Posted by: Valetta
By Valetta, Regional Center for Women in the Arts
Chester County is known as horse country and many a young girl and woman here devote much of their lives to riding and raising them, but California artist Deborah Butterfield knows horses inside and out. Her magnificent sculptures, primarily in metals such as bronze and steel, wood, and sometimes assorted materials such as mud and straw, evoke the soul of the animal and attest to the artists abiding love of horses. Her exquisite handling of materials, her fine craftsmanship, and devotion to a single theme combine to make Butterfield a leader in the field of tine art sculpture.
Deborah Butterfield was born in 1949 in San Diego, California, on the 75th anniversary of the KentuckyDerby which she says influenced her artistic career. She received her Bachelor of Arts degree from the University of California, Davis ’72 and her Masters of Fine Arts degree there in ’73. Growing up she rode horses, and during her college years she worked on a horse farm to earn tuition. She also trained at the Skowhegan School of Painting and Sculpture in Maine. Not surprisingly, most of her working career has been spent in Montana where she still works at her studio on a 358 acre property.

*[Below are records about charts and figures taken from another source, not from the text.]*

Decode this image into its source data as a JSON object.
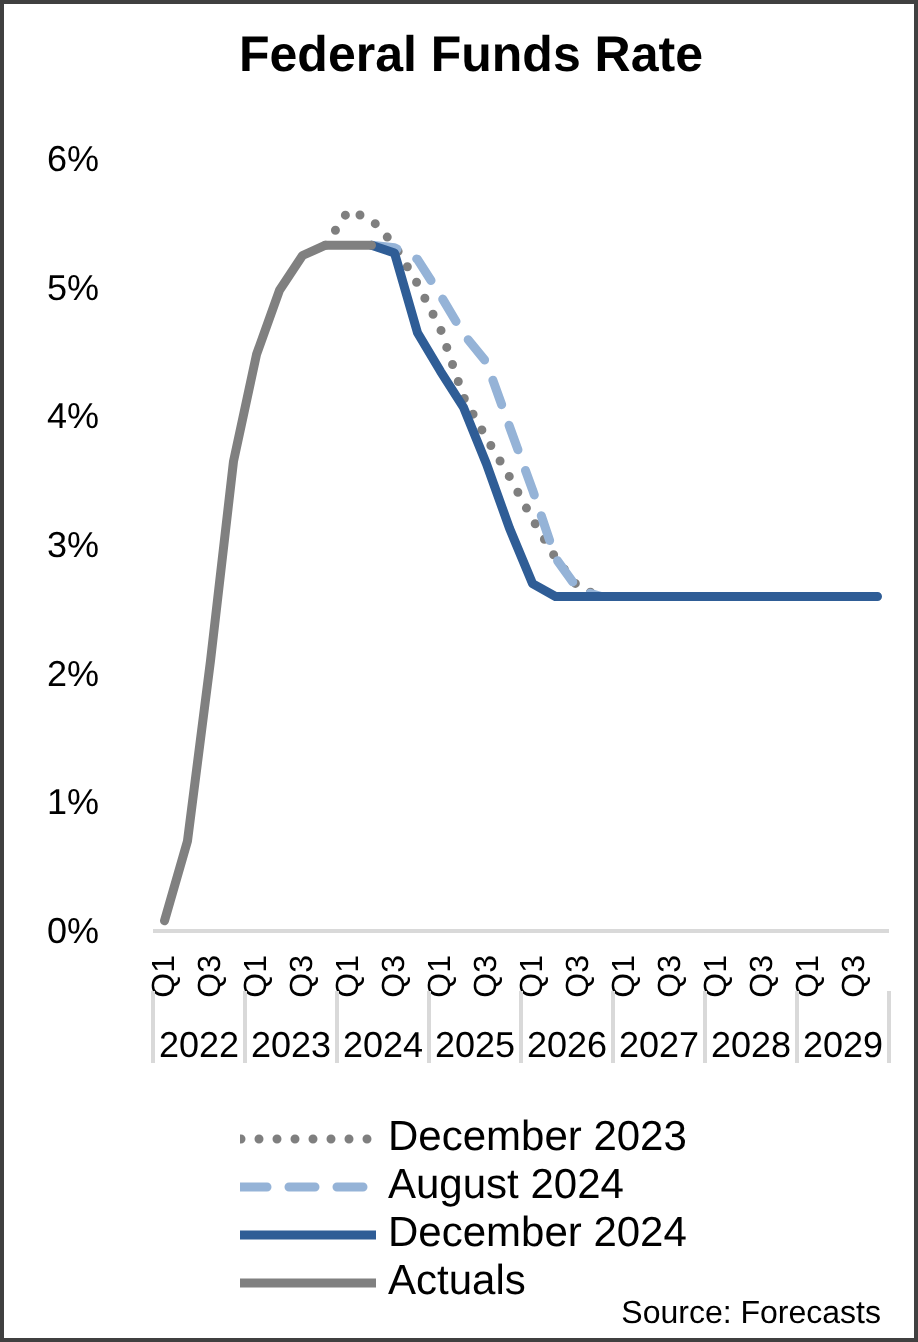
{
  "chart_data": {
    "type": "line",
    "title": "Federal Funds Rate",
    "categories": [
      "Q1",
      null,
      "Q3",
      null,
      "Q1",
      null,
      "Q3",
      null,
      "Q1",
      null,
      "Q3",
      null,
      "Q1",
      null,
      "Q3",
      null,
      "Q1",
      null,
      "Q3",
      null,
      "Q1",
      null,
      "Q3",
      null,
      "Q1",
      null,
      "Q3",
      null,
      "Q1",
      null,
      "Q3",
      null
    ],
    "series": [
      {
        "name": "December 2023",
        "color": "#7f7f7f",
        "line_style": "dotted",
        "values": [
          null,
          null,
          null,
          null,
          null,
          null,
          null,
          5.33,
          5.6,
          5.53,
          5.33,
          5.03,
          4.68,
          4.15,
          3.83,
          3.53,
          3.2,
          2.9,
          2.67,
          2.6,
          null,
          null,
          null,
          null,
          null,
          null,
          null,
          null,
          null,
          null,
          null,
          null
        ]
      },
      {
        "name": "August 2024",
        "color": "#95b3d7",
        "line_style": "dashed",
        "values": [
          null,
          null,
          null,
          null,
          null,
          null,
          null,
          null,
          null,
          5.33,
          5.31,
          5.22,
          4.94,
          4.64,
          4.42,
          3.92,
          3.43,
          2.9,
          2.65,
          2.6,
          null,
          null,
          null,
          null,
          null,
          null,
          null,
          null,
          null,
          null,
          null,
          null
        ]
      },
      {
        "name": "December 2024",
        "color": "#2f5d96",
        "line_style": "solid",
        "values": [
          null,
          null,
          null,
          null,
          null,
          null,
          null,
          null,
          null,
          5.33,
          5.27,
          4.65,
          4.35,
          4.07,
          3.63,
          3.13,
          2.7,
          2.6,
          2.6,
          2.6,
          2.6,
          2.6,
          2.6,
          2.6,
          2.6,
          2.6,
          2.6,
          2.6,
          2.6,
          2.6,
          2.6,
          2.6
        ]
      },
      {
        "name": "Actuals",
        "color": "#808080",
        "line_style": "solid",
        "values": [
          0.08,
          0.7,
          2.1,
          3.65,
          4.48,
          4.98,
          5.25,
          5.33,
          5.33,
          5.33,
          null,
          null,
          null,
          null,
          null,
          null,
          null,
          null,
          null,
          null,
          null,
          null,
          null,
          null,
          null,
          null,
          null,
          null,
          null,
          null,
          null,
          null
        ]
      }
    ],
    "ylim": [
      0,
      6
    ],
    "yticks": [
      {
        "value": 0,
        "label": "0%"
      },
      {
        "value": 1,
        "label": "1%"
      },
      {
        "value": 2,
        "label": "2%"
      },
      {
        "value": 3,
        "label": "3%"
      },
      {
        "value": 4,
        "label": "4%"
      },
      {
        "value": 5,
        "label": "5%"
      },
      {
        "value": 6,
        "label": "6%"
      }
    ],
    "legend": "bottom",
    "annotations": [
      "2022",
      "2023",
      "2024",
      "2025",
      "2026",
      "2027",
      "2028",
      "2029",
      "Source: Forecasts"
    ]
  }
}
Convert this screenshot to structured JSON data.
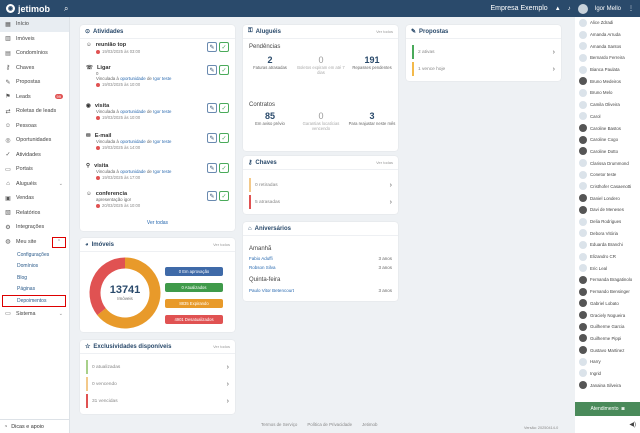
{
  "topbar": {
    "logo": "jetimob",
    "company": "Empresa Exemplo",
    "user": "Igor Mello"
  },
  "sidebar": {
    "items": [
      {
        "icon": "▦",
        "label": "Início",
        "active": true
      },
      {
        "icon": "▥",
        "label": "Imóveis"
      },
      {
        "icon": "▤",
        "label": "Condomínios"
      },
      {
        "icon": "⚷",
        "label": "Chaves"
      },
      {
        "icon": "✎",
        "label": "Propostas"
      },
      {
        "icon": "⚑",
        "label": "Leads",
        "badge": "99"
      },
      {
        "icon": "⇄",
        "label": "Roletas de leads"
      },
      {
        "icon": "☺",
        "label": "Pessoas"
      },
      {
        "icon": "◎",
        "label": "Oportunidades"
      },
      {
        "icon": "✓",
        "label": "Atividades"
      },
      {
        "icon": "▭",
        "label": "Portais"
      },
      {
        "icon": "⌂",
        "label": "Aluguéis",
        "chevron": true
      },
      {
        "icon": "▣",
        "label": "Vendas"
      },
      {
        "icon": "▧",
        "label": "Relatórios"
      },
      {
        "icon": "⚙",
        "label": "Integrações"
      },
      {
        "icon": "◍",
        "label": "Meu site"
      }
    ],
    "sub": [
      "Configurações",
      "Domínios",
      "Blog",
      "Páginas",
      "Depoimentos"
    ],
    "sistema": "Sistema",
    "bottom": "Dicas e apoio"
  },
  "atividades": {
    "title": "Atividades",
    "items": [
      {
        "icon": "☺",
        "title": "reunião top",
        "date": "19/03/2025 às 03:00"
      },
      {
        "icon": "☏",
        "title": "Ligar",
        "desc": "0",
        "prefix": "Vinculada à",
        "link1": "oportunidade",
        "mid": "de",
        "link2": "Igor teste",
        "date": "19/03/2025 às 10:00"
      },
      {
        "icon": "◉",
        "title": "visita",
        "prefix": "Vinculada à",
        "link1": "oportunidade",
        "mid": "de",
        "link2": "Igor teste",
        "date": "19/03/2025 às 10:00"
      },
      {
        "icon": "✉",
        "title": "E-mail",
        "prefix": "Vinculada à",
        "link1": "oportunidade",
        "mid": "de",
        "link2": "Igor teste",
        "date": "19/03/2025 às 14:00"
      },
      {
        "icon": "⚲",
        "title": "visita",
        "prefix": "Vinculada à",
        "link1": "oportunidade",
        "mid": "de",
        "link2": "Igor teste",
        "date": "19/03/2025 às 17:00"
      },
      {
        "icon": "☺",
        "title": "conferencia",
        "desc": "apresentação igor",
        "date": "20/03/2025 às 10:00"
      }
    ],
    "ver_todas": "Ver todas"
  },
  "imoveis": {
    "title": "Imóveis",
    "vt": "Ver todos",
    "total": "13741",
    "total_label": "Imóveis",
    "pills": [
      {
        "label": "0 Em aprovação",
        "color": "#3f6aa8"
      },
      {
        "label": "0 Atualizados",
        "color": "#3f9a4a"
      },
      {
        "label": "8835 Expirando",
        "color": "#e89a2a"
      },
      {
        "label": "4901 Desatualizados",
        "color": "#e05252"
      }
    ],
    "chart_data": {
      "type": "pie",
      "categories": [
        "Em aprovação",
        "Atualizados",
        "Expirando",
        "Desatualizados"
      ],
      "values": [
        0,
        0,
        8835,
        4901
      ],
      "colors": [
        "#3f6aa8",
        "#3f9a4a",
        "#e89a2a",
        "#e05252"
      ]
    }
  },
  "exclusividades": {
    "title": "Exclusividades disponíveis",
    "vt": "Ver todos",
    "items": [
      {
        "label": "0 atualizadas",
        "color": "#a8d08a"
      },
      {
        "label": "0 vencendo",
        "color": "#f3c98a"
      },
      {
        "label": "31 vencidas",
        "color": "#e05252"
      }
    ]
  },
  "alugueis": {
    "title": "Aluguéis",
    "vt": "Ver todos",
    "pend_label": "Pendências",
    "pend": [
      {
        "n": "2",
        "l": "Faturas atrasadas"
      },
      {
        "n": "0",
        "l": "Boletos expiram em até 7 dias",
        "muted": true
      },
      {
        "n": "191",
        "l": "Repasses pendentes"
      }
    ],
    "contratos_label": "Contratos",
    "contratos": [
      {
        "n": "85",
        "l": "Em aviso prévio"
      },
      {
        "n": "0",
        "l": "Garantias locatícias vencendo",
        "muted": true
      },
      {
        "n": "3",
        "l": "Para reajustar neste mês"
      }
    ]
  },
  "chaves": {
    "title": "Chaves",
    "vt": "Ver todas",
    "items": [
      {
        "label": "0 retiradas",
        "color": "#f3c98a"
      },
      {
        "label": "5 atrasadas",
        "color": "#e05252"
      }
    ]
  },
  "aniversarios": {
    "title": "Aniversários",
    "amanha": "Amanhã",
    "amanha_list": [
      {
        "name": "Fabio Aduffi",
        "years": "3 anos"
      },
      {
        "name": "Robson Silva",
        "years": "3 anos"
      }
    ],
    "quinta": "Quinta-feira",
    "quinta_list": [
      {
        "name": "Paulo Vitor Betencourt",
        "years": "3 anos"
      }
    ]
  },
  "propostas": {
    "title": "Propostas",
    "items": [
      {
        "label": "2 ativas",
        "color": "#4aaa5a"
      },
      {
        "label": "1 vence hoje",
        "color": "#f3b94a"
      }
    ]
  },
  "people": [
    "Alice Zdradi",
    "Amanda Arruda",
    "Amanda Santos",
    "Bernardo Ferreira",
    "Bianca Paulata",
    "Bruno Medeiros",
    "Bruno Melo",
    "Camila Oliveira",
    "Carol",
    "Caroline Bastos",
    "Caroline Cogo",
    "Caroline Dotto",
    "Clarissa Drummond",
    "Conetor teste",
    "Cristhofer Casaenotti",
    "Daniel Londero",
    "Davi de Meneses",
    "Delia Rodrigues",
    "Debora Vitória",
    "Eduarda Branchi",
    "Elizandro CR",
    "Eric Leal",
    "Fernanda Bragatinolo",
    "Fernando Bensinger",
    "Gabriel Lobato",
    "Graciely Nogueira",
    "Guilherme Garcia",
    "Guilherme Pippi",
    "Gustavo Martinez",
    "Harry",
    "Ingrid",
    "Janaina Silveira"
  ],
  "atendimento": "Atendimento",
  "footer": {
    "termos": "Termos de Serviço",
    "politica": "Política de Privacidade",
    "jetimob": "Jetimob",
    "version": "Versão: 20250414-0"
  }
}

Butterfield is often compared to the Italian sculptor Martino Martini in that they both use the horse form exclusively in their work. However, her use of materials is less traditional than his, hers being influenced by natural materials and inspired by Native American, African, and Asian artistic traditions. Butterfield’s trajectory as an artist seems to have followed a steady upward flow from outstanding student to professional, achieving honors, awards, commissions, and important solo shows – in short, she’s had both commercial and artistic recognition.
She never lost her girlhood love of horses – she currently owns three steeds and continues to participate in dressage competitions. Her most recent exhibition in the Philadelphia area was at Grounds for Sculpture in Hamilton, New Jersey, where she showed several of her pieces. RCWA’s excursion to the venue provided an opportunity for area women artists to view and admire the works of this prominent sculptor. Her works are in the permanent collections of major museums in the United States and abroad and can be seen locally at the Delaware Art Museum.